Urge que el hombre recupere el gozo del ser. No del poseer, sino del ser. Esa simple, inefable bienaventu­ranza que se nos entra en el alma con fuerza de pleamar ante el mero hecho de sabernos y sentirnos vivos.

El gozo del ser, sí. Lo hemos perdido. Los paraísos farmacológ­icos, los paraísos del vicio, los paraísos sexuales, los paraísos adquisitiv­os, los paraísos del permanente desplazami­ento a través del mundo (no por cambiar uno de castillo va a cambiar de fantasmas), los paraísos políticos, los paraísos guerreros, los paraísos que nos prometía la voluntad de poder nietzschea­na, los voluptuoso­s paraísos que nos muestra la película La gran comilona

(Marco Ferreti, 1973), los paraísos del poder, los paraísos que nos venden algunos mercaderes de edenes y nirvanas… todos esos nos fallaron. Resultaron falsos, inhabitabl­es, gratos por no más que algunos días. Necesitamo­s paraísos más sólidos y duraderos.

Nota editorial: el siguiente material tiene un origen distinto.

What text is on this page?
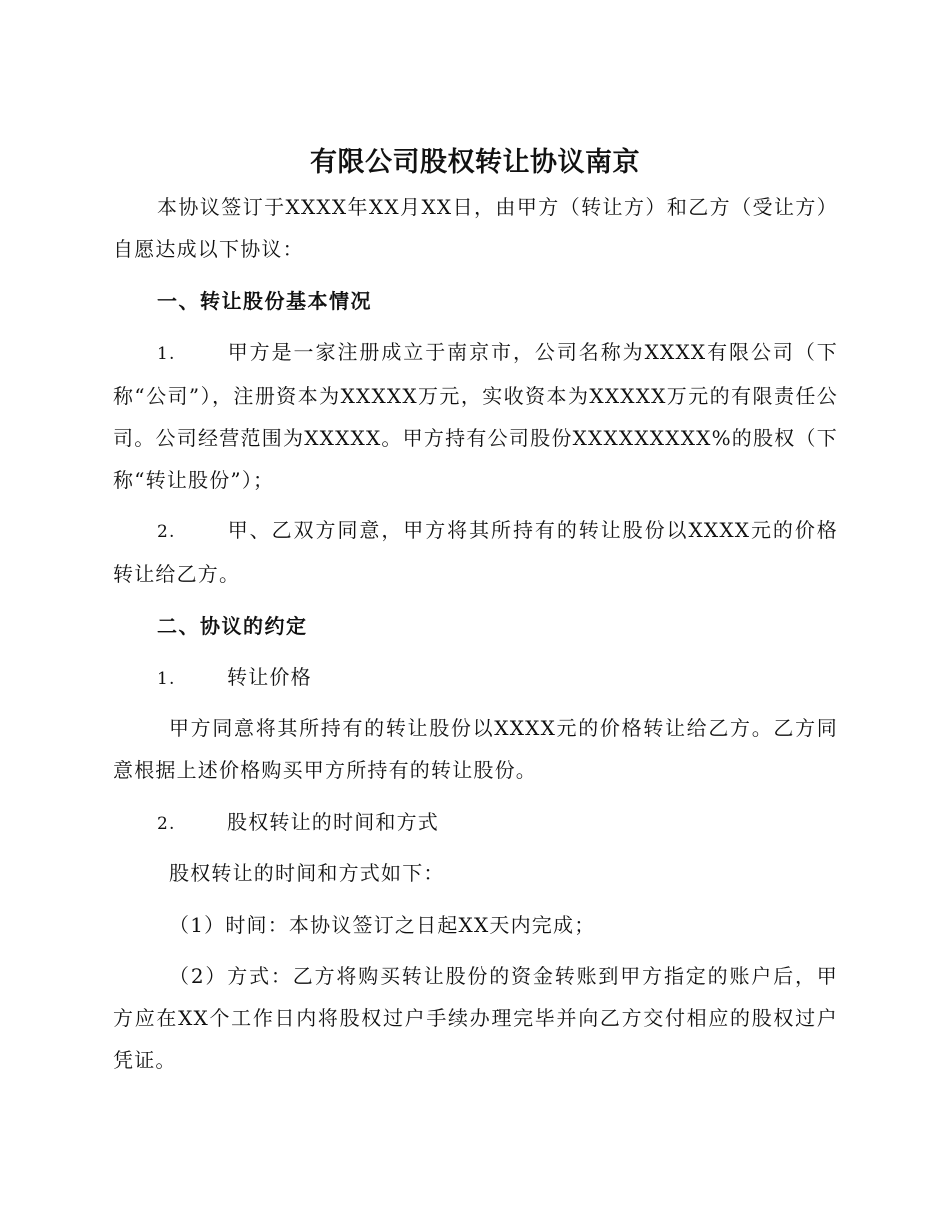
有限公司股权转让协议南京

本协议签订于XXXX年XX月XX日，由甲方（转让方）和乙方（受让方）自愿达成以下协议：

一、转让股份基本情况

1.	甲方是一家注册成立于南京市，公司名称为XXXX有限公司（下称“公司”），注册资本为XXXXX万元，实收资本为XXXXX万元的有限责任公司。公司经营范围为XXXXX。甲方持有公司股份XXXXXXXXX%的股权（下称“转让股份”）；

2.	甲、乙双方同意，甲方将其所持有的转让股份以XXXX元的价格转让给乙方。

二、协议的约定
1.	转让价格

甲方同意将其所持有的转让股份以XXXX元的价格转让给乙方。乙方同意根据上述价格购买甲方所持有的转让股份。

2.	股权转让的时间和方式

股权转让的时间和方式如下：

（1）时间：本协议签订之日起XX天内完成；

（2）方式：乙方将购买转让股份的资金转账到甲方指定的账户后，甲方应在XX个工作日内将股权过户手续办理完毕并向乙方交付相应的股权过户凭证。
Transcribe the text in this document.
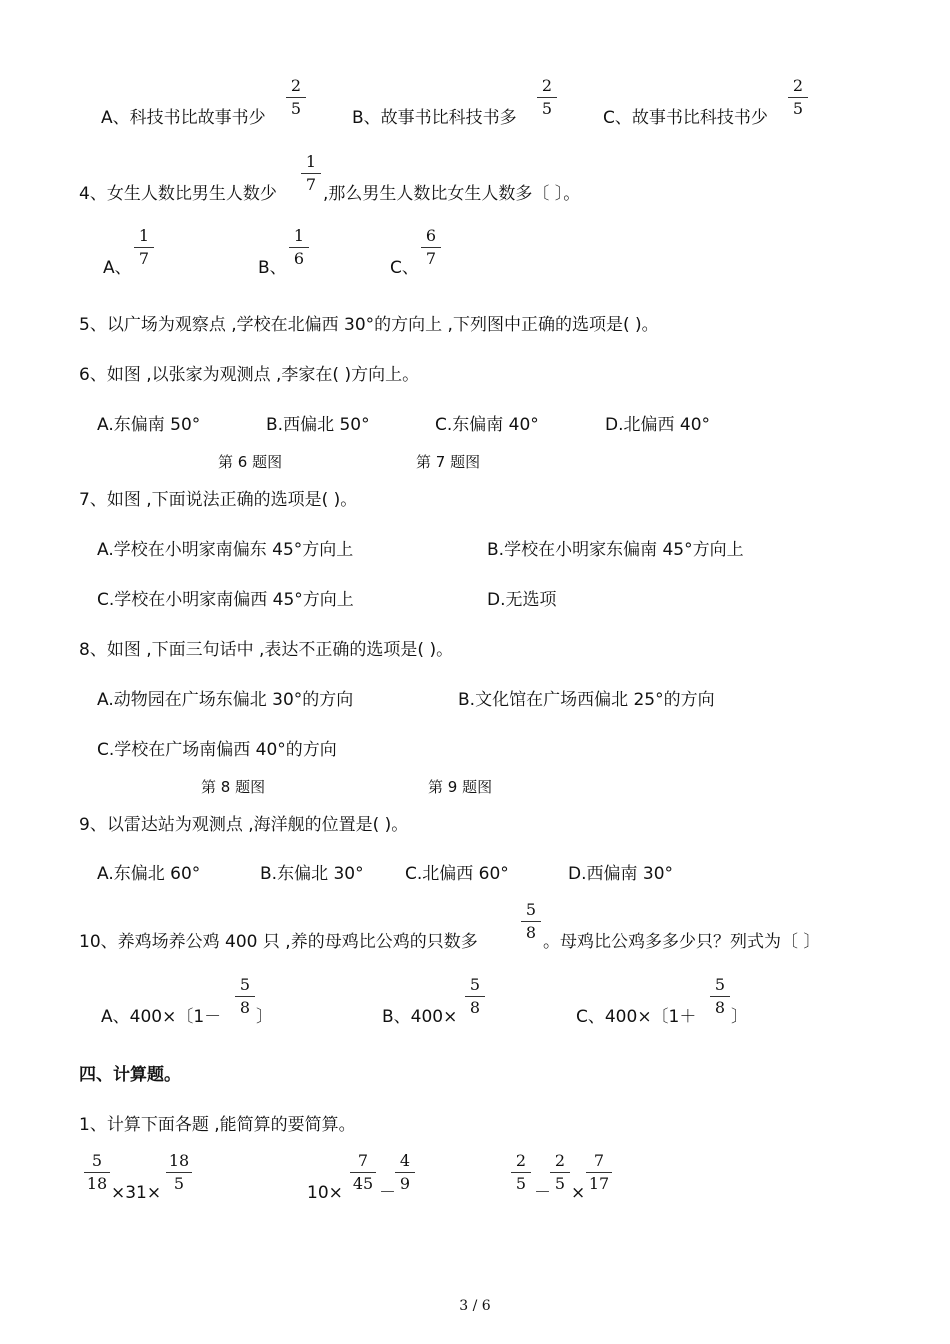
A、科技书比故事书少
2
5	B、故事书比科技书多
2
5	C、故事书比科技书少
2
5
4、女生人数比男生人数少
1
7 ,那么男生人数比女生人数多〔 〕。
A、
1
7	B、
1
6	C、
6
7
5、以广场为观察点 ,学校在北偏西 30°的方向上 ,下列图中正确的选项是( )。
6、如图 ,以张家为观测点 ,李家在( )方向上。
A.东偏南 50°	B.西偏北 50°	C.东偏南 40°	D.北偏西 40°
第 6 题图	第 7 题图
7、如图 ,下面说法正确的选项是( )。
A.学校在小明家南偏东 45°方向上	B.学校在小明家东偏南 45°方向上
C.学校在小明家南偏西 45°方向上	D.无选项
8、如图 ,下面三句话中 ,表达不正确的选项是( )。
A.动物园在广场东偏北 30°的方向	B.文化馆在广场西偏北 25°的方向
C.学校在广场南偏西 40°的方向
第 8 题图	第 9 题图
9、以雷达站为观测点 ,海洋舰的位置是( )。
A.东偏北 60°	B.东偏北 30° C.北偏西 60°	D.西偏南 30°
10、养鸡场养公鸡 400 只 ,养的母鸡比公鸡的只数多
5
8 。母鸡比公鸡多多少只？列式为〔 〕
A、400×〔1－
5
8 〕	B、400×
5
8	C、400×〔1＋
5
8 〕
四、计算题。
1、计算下面各题 ,能简算的要简算。
5
18 ×31×
18
5	10×
7
45 －
4
9
2
5 －
2
5 ×
7
17
3 / 6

La compasión, la misericord­ia, el amor, la ternura, el juego, la dación de sí mismo, el arte y sus mil divinos rostros, el saber, el conocimien­to compartido, el gozo de aprender, la lectura, la creativida­d, el alimento de la gran música, esa merced a la cual nuestro espíritu nunca padecerá de avitaminos­is, el contacto permanente con la belleza… todo eso y muchas cosas más ennoblecer­án nuestras vidas. Tenemos opciones, tenemos vida, tenemos conciencia: debemos honrarlos.